Most importantly, the narrator shouldn’t make me laugh during dramatic moments. The audiobook of James Patterson’s 1st to Die did just that. During an action scene, the narrator sped up his voice, speaking very excitedly. I laughed so hard I nearly drove off the road. The narrator just didn’t come off as natural to me. And don’t get me started on the audiobook of John Saul’s Punish the Sinners, where the hero confronts the evil priest and starts shouting a vile insult to him. The outburst was so loud that it startled me into laughter, something awkward and potentially dangerous while driving. Confrontation shouldn’t make me snort in amusement.

However, voices can also be too flat. I was so excited to find Ellen Hopkins’ Crank, a YA verse novel. I love YA novels in verse, especially Sonya Sones’ clever One of Those Hideous Books Where the Mother Dies. Unfortunately, in Crank, the narrator performed in a disaffected teen voice. Sure, the narrator was a disaffected teen, but I didn’t want to spend rush hour with that voice. It went back to the library unfinished. I’ve listened to other YA novels on CD and never had the same problem.

While listening to Nancy Werlin’s The Rules of Survival,I taught myself how to change the CD in traffic. Crazy, I know, but I had to find out if the narrator Matt’s volatile mother would cross the line. Never once did the work of those narrators strike a false note. In both cases, I felt as if Heidi and Matt sat in the car, telling me about their lives. When Matt’s mother went on her rampages, the narrator dramatized it, but it felt believable, tragic rather than ludicrous.

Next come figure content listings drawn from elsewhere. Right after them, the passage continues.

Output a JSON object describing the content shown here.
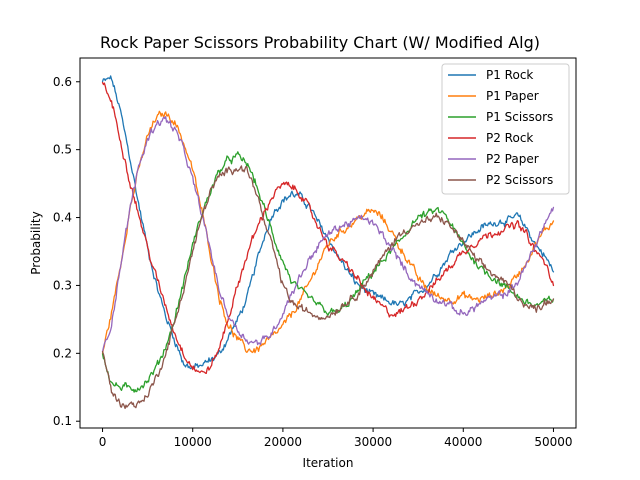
{
  "chart_data": {
    "type": "line",
    "title": "Rock Paper Scissors Probability Chart (W/ Modified Alg)",
    "xlabel": "Iteration",
    "ylabel": "Probability",
    "xlim": [
      -2500,
      52500
    ],
    "ylim": [
      0.09,
      0.635
    ],
    "xticks": [
      0,
      10000,
      20000,
      30000,
      40000,
      50000
    ],
    "xtick_labels": [
      "0",
      "10000",
      "20000",
      "30000",
      "40000",
      "50000"
    ],
    "yticks": [
      0.1,
      0.2,
      0.3,
      0.4,
      0.5,
      0.6
    ],
    "ytick_labels": [
      "0.1",
      "0.2",
      "0.3",
      "0.4",
      "0.5",
      "0.6"
    ],
    "grid": false,
    "legend_position": "top-right",
    "series": [
      {
        "name": "P1 Rock",
        "color": "#1f77b4",
        "x": [
          0,
          1000,
          2000,
          3000,
          4000,
          5000,
          6000,
          7000,
          8000,
          9000,
          10000,
          11000,
          12000,
          13000,
          14000,
          15000,
          16000,
          17000,
          18000,
          19000,
          20000,
          21000,
          22000,
          23000,
          24000,
          25000,
          26000,
          27000,
          28000,
          29000,
          30000,
          31000,
          32000,
          33000,
          34000,
          35000,
          36000,
          37000,
          38000,
          39000,
          40000,
          41000,
          42000,
          43000,
          44000,
          45000,
          46000,
          47000,
          48000,
          49000,
          50000
        ],
        "values": [
          0.6,
          0.605,
          0.555,
          0.49,
          0.42,
          0.355,
          0.3,
          0.255,
          0.22,
          0.185,
          0.178,
          0.182,
          0.19,
          0.2,
          0.225,
          0.25,
          0.28,
          0.33,
          0.375,
          0.41,
          0.425,
          0.435,
          0.43,
          0.415,
          0.39,
          0.37,
          0.345,
          0.325,
          0.305,
          0.295,
          0.285,
          0.28,
          0.275,
          0.27,
          0.278,
          0.29,
          0.3,
          0.318,
          0.335,
          0.355,
          0.365,
          0.375,
          0.385,
          0.39,
          0.395,
          0.395,
          0.402,
          0.385,
          0.36,
          0.345,
          0.32
        ]
      },
      {
        "name": "P1 Paper",
        "color": "#ff7f0e",
        "x": [
          0,
          1000,
          2000,
          3000,
          4000,
          5000,
          6000,
          7000,
          8000,
          9000,
          10000,
          11000,
          12000,
          13000,
          14000,
          15000,
          16000,
          17000,
          18000,
          19000,
          20000,
          21000,
          22000,
          23000,
          24000,
          25000,
          26000,
          27000,
          28000,
          29000,
          30000,
          31000,
          32000,
          33000,
          34000,
          35000,
          36000,
          37000,
          38000,
          39000,
          40000,
          41000,
          42000,
          43000,
          44000,
          45000,
          46000,
          47000,
          48000,
          49000,
          50000
        ],
        "values": [
          0.2,
          0.26,
          0.33,
          0.41,
          0.47,
          0.52,
          0.548,
          0.553,
          0.542,
          0.51,
          0.47,
          0.41,
          0.345,
          0.28,
          0.24,
          0.22,
          0.205,
          0.205,
          0.215,
          0.225,
          0.24,
          0.258,
          0.28,
          0.305,
          0.335,
          0.36,
          0.375,
          0.385,
          0.395,
          0.405,
          0.41,
          0.4,
          0.38,
          0.355,
          0.335,
          0.31,
          0.295,
          0.285,
          0.28,
          0.28,
          0.285,
          0.28,
          0.28,
          0.285,
          0.29,
          0.3,
          0.315,
          0.335,
          0.36,
          0.38,
          0.395
        ]
      },
      {
        "name": "P1 Scissors",
        "color": "#2ca02c",
        "x": [
          0,
          1000,
          2000,
          3000,
          4000,
          5000,
          6000,
          7000,
          8000,
          9000,
          10000,
          11000,
          12000,
          13000,
          14000,
          15000,
          16000,
          17000,
          18000,
          19000,
          20000,
          21000,
          22000,
          23000,
          24000,
          25000,
          26000,
          27000,
          28000,
          29000,
          30000,
          31000,
          32000,
          33000,
          34000,
          35000,
          36000,
          37000,
          38000,
          39000,
          40000,
          41000,
          42000,
          43000,
          44000,
          45000,
          46000,
          47000,
          48000,
          49000,
          50000
        ],
        "values": [
          0.2,
          0.155,
          0.15,
          0.148,
          0.15,
          0.16,
          0.18,
          0.21,
          0.25,
          0.305,
          0.36,
          0.405,
          0.44,
          0.47,
          0.485,
          0.49,
          0.48,
          0.45,
          0.41,
          0.37,
          0.335,
          0.305,
          0.29,
          0.28,
          0.27,
          0.26,
          0.26,
          0.27,
          0.285,
          0.305,
          0.32,
          0.335,
          0.35,
          0.365,
          0.385,
          0.4,
          0.405,
          0.41,
          0.405,
          0.38,
          0.36,
          0.34,
          0.325,
          0.315,
          0.305,
          0.295,
          0.285,
          0.275,
          0.27,
          0.275,
          0.28
        ]
      },
      {
        "name": "P2 Rock",
        "color": "#d62728",
        "x": [
          0,
          1000,
          2000,
          3000,
          4000,
          5000,
          6000,
          7000,
          8000,
          9000,
          10000,
          11000,
          12000,
          13000,
          14000,
          15000,
          16000,
          17000,
          18000,
          19000,
          20000,
          21000,
          22000,
          23000,
          24000,
          25000,
          26000,
          27000,
          28000,
          29000,
          30000,
          31000,
          32000,
          33000,
          34000,
          35000,
          36000,
          37000,
          38000,
          39000,
          40000,
          41000,
          42000,
          43000,
          44000,
          45000,
          46000,
          47000,
          48000,
          49000,
          50000
        ],
        "values": [
          0.6,
          0.57,
          0.515,
          0.455,
          0.405,
          0.355,
          0.31,
          0.27,
          0.23,
          0.2,
          0.18,
          0.17,
          0.18,
          0.21,
          0.255,
          0.3,
          0.345,
          0.38,
          0.41,
          0.435,
          0.448,
          0.445,
          0.435,
          0.41,
          0.385,
          0.36,
          0.345,
          0.33,
          0.315,
          0.295,
          0.28,
          0.268,
          0.258,
          0.26,
          0.27,
          0.28,
          0.292,
          0.305,
          0.32,
          0.335,
          0.35,
          0.36,
          0.37,
          0.375,
          0.382,
          0.385,
          0.39,
          0.375,
          0.35,
          0.335,
          0.3
        ]
      },
      {
        "name": "P2 Paper",
        "color": "#9467bd",
        "x": [
          0,
          1000,
          2000,
          3000,
          4000,
          5000,
          6000,
          7000,
          8000,
          9000,
          10000,
          11000,
          12000,
          13000,
          14000,
          15000,
          16000,
          17000,
          18000,
          19000,
          20000,
          21000,
          22000,
          23000,
          24000,
          25000,
          26000,
          27000,
          28000,
          29000,
          30000,
          31000,
          32000,
          33000,
          34000,
          35000,
          36000,
          37000,
          38000,
          39000,
          40000,
          41000,
          42000,
          43000,
          44000,
          45000,
          46000,
          47000,
          48000,
          49000,
          50000
        ],
        "values": [
          0.2,
          0.245,
          0.33,
          0.41,
          0.475,
          0.515,
          0.54,
          0.545,
          0.53,
          0.5,
          0.455,
          0.405,
          0.35,
          0.29,
          0.255,
          0.235,
          0.22,
          0.215,
          0.22,
          0.235,
          0.26,
          0.29,
          0.315,
          0.34,
          0.36,
          0.375,
          0.385,
          0.39,
          0.395,
          0.4,
          0.39,
          0.375,
          0.355,
          0.335,
          0.315,
          0.3,
          0.29,
          0.28,
          0.275,
          0.265,
          0.258,
          0.265,
          0.275,
          0.28,
          0.285,
          0.29,
          0.305,
          0.33,
          0.36,
          0.39,
          0.415
        ]
      },
      {
        "name": "P2 Scissors",
        "color": "#8c564b",
        "x": [
          0,
          1000,
          2000,
          3000,
          4000,
          5000,
          6000,
          7000,
          8000,
          9000,
          10000,
          11000,
          12000,
          13000,
          14000,
          15000,
          16000,
          17000,
          18000,
          19000,
          20000,
          21000,
          22000,
          23000,
          24000,
          25000,
          26000,
          27000,
          28000,
          29000,
          30000,
          31000,
          32000,
          33000,
          34000,
          35000,
          36000,
          37000,
          38000,
          39000,
          40000,
          41000,
          42000,
          43000,
          44000,
          45000,
          46000,
          47000,
          48000,
          49000,
          50000
        ],
        "values": [
          0.2,
          0.145,
          0.125,
          0.125,
          0.125,
          0.14,
          0.165,
          0.2,
          0.245,
          0.295,
          0.35,
          0.4,
          0.44,
          0.46,
          0.47,
          0.475,
          0.47,
          0.44,
          0.39,
          0.35,
          0.3,
          0.275,
          0.265,
          0.26,
          0.255,
          0.255,
          0.265,
          0.275,
          0.285,
          0.3,
          0.32,
          0.34,
          0.36,
          0.375,
          0.385,
          0.39,
          0.395,
          0.4,
          0.395,
          0.38,
          0.365,
          0.345,
          0.33,
          0.32,
          0.31,
          0.3,
          0.285,
          0.27,
          0.265,
          0.275,
          0.28
        ]
      }
    ]
  }
}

A great narrator can make me believe in a book while I’m listening, even if I later sit back and think “Whoa, wait a minute…” After all, the narrator of Anthony Horowitz’s YA thriller Eagle Strike made me believe a teen-aged spy could survive ridiculous stunts — because he brought the characters to life, from teenagers to a pop star who just might be a crazed killer to infamous assassin Yassen Gregorovich. The narrator of Sharon G. Flake’s Bang! lost friends to violence, found himself abandoned during a horrible storm, endured a racist attack, dropped out of school,became a criminal, then a panhandler, all in a short period of time. Yet while listening to the voice of actor Dominic Hoffman, I was there, in the story, because I believed in him as the narrator Mann. He wasn’t just reading a book onto a CD. He lived the story for me.

So what do you think about the style of narration in audiobooks? We know that the narrator is one of the most crucial parts of the experience. A dull narrator can ruin even the most exciting book, but is it possible for the narrator to go too far when dramatizing narration? The best audiobook narrators make the characters come alive. They have to breathe life into dozens of different people. Some can pull it off without a hitch, while others struggle — especially when they do the voices of characters in another gender. Which narrators can pull this off and still make you believe that they are all these people?